Acho este dado tão impressionante que deveria ser divulgado com destaque muito maior daqui para frente.
Talvez seja a melhor forma de convencer os adversários do PT sobre a utilidade de modificar as atuais regras de financiamento de campanha.
Pelo regime atual, temos um sistema que procura legalizar o aluguel dos poderes públicos pelo poder privado – situação indecorosa que explica as principais mazelas de nossa vida pública, sejam as distorções nas prioridades do Estado, sejam práticas corruptas que estão todos os dias nos jornais.
Um dos aspectos curiosos é que, pelas regras atuais, uma empresa pode dar sua contribuição para os partidos políticos. Mas sindicatos e outras entidades estão proibidas.
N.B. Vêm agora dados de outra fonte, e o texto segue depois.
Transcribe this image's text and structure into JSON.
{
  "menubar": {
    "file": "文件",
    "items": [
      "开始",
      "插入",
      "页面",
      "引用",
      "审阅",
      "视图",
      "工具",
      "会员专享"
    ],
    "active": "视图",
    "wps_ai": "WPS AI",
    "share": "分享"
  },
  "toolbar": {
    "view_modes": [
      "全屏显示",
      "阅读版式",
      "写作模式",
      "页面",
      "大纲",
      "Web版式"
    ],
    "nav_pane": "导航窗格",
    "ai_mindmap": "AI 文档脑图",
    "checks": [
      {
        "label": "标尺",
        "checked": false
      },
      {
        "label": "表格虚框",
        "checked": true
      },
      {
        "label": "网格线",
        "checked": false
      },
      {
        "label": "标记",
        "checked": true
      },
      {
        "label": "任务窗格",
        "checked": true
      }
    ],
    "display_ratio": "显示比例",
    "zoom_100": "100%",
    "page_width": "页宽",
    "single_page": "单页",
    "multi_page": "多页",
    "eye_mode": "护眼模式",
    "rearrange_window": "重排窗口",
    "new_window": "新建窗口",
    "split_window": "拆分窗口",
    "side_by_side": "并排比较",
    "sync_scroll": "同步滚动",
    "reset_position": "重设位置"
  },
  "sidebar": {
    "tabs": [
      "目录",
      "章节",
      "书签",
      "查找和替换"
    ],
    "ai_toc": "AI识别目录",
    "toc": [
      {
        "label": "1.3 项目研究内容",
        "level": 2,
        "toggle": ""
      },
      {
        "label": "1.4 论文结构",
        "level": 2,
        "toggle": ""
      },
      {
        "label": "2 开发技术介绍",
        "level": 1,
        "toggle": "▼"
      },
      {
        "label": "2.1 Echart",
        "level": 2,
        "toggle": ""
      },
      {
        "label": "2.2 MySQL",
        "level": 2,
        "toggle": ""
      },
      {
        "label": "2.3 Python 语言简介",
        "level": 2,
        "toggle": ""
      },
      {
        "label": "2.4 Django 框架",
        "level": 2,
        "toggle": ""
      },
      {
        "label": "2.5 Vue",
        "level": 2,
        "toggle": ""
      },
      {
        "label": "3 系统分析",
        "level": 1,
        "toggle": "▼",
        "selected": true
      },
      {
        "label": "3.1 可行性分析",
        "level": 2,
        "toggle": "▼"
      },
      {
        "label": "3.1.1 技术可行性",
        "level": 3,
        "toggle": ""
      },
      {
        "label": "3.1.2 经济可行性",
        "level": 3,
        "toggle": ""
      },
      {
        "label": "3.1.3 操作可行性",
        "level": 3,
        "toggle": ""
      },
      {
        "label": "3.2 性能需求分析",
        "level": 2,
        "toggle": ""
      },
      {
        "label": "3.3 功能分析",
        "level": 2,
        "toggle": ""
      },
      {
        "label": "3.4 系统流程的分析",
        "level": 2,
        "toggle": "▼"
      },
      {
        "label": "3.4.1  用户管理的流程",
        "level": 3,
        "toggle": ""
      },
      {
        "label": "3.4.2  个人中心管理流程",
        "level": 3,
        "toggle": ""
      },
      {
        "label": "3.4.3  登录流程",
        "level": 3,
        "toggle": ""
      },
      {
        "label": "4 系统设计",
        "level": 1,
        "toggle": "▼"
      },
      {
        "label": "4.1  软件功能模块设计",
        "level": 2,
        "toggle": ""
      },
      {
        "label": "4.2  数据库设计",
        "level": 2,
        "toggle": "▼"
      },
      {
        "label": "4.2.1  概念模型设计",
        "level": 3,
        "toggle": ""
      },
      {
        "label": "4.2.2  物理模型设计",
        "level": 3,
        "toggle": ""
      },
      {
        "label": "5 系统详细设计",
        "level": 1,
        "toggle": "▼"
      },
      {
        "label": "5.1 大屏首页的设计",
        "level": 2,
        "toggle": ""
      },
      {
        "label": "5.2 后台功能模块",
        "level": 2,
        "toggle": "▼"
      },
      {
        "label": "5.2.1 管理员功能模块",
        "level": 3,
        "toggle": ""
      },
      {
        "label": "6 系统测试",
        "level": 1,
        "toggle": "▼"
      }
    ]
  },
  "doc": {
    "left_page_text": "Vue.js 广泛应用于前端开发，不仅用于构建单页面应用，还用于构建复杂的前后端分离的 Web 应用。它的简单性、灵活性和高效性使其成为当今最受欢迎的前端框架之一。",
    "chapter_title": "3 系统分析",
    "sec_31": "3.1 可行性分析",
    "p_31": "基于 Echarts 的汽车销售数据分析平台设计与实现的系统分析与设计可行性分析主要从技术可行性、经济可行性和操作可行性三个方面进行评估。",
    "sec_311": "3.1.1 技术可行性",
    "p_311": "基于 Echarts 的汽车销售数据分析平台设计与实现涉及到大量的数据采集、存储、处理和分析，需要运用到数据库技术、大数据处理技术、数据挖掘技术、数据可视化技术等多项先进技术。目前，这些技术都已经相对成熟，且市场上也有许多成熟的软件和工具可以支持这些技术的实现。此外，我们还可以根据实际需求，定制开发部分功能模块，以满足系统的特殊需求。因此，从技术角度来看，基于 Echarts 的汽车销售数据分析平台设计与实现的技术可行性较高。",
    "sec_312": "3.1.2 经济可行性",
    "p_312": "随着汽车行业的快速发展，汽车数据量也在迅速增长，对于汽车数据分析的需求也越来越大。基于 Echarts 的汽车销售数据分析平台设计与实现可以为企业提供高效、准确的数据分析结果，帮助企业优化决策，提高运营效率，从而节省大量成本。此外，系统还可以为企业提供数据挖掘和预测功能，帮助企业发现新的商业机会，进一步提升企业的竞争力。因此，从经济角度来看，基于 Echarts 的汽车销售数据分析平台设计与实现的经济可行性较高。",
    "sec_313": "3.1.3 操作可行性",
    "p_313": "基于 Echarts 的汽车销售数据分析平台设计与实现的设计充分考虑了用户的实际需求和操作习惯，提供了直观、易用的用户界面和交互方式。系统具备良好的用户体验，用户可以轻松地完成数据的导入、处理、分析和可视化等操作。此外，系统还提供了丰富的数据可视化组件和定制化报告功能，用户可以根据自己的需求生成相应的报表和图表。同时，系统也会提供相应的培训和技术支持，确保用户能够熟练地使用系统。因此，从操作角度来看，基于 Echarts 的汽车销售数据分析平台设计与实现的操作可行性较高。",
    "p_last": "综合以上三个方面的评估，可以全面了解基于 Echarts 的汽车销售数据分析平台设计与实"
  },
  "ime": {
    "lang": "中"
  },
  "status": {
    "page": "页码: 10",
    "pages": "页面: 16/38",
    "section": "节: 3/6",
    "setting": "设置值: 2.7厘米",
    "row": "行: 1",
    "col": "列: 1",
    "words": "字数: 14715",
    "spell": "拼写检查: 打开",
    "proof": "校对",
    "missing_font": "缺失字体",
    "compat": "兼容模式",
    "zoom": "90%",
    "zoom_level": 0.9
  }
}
É a legalização da preferência dos poderes privados no espaço público, concorda?
A preferência pelo PT mostra que os grandes financiadores de campanha são pragmáticos. Procuram influenciar quem tem votos. Vão fazer isso enquanto o PT tiver candidatos favoritos em pleitos majoritários. Poderia ser de outra forma?
Sim. Num país com financiamento público de campanha, os recursos são distribuídos de forma mais equilibrada, de acordo com o peso eleitoral de cada legenda. Há distorções? Sem dúvida. Mas nada que se aproxime da situação atual.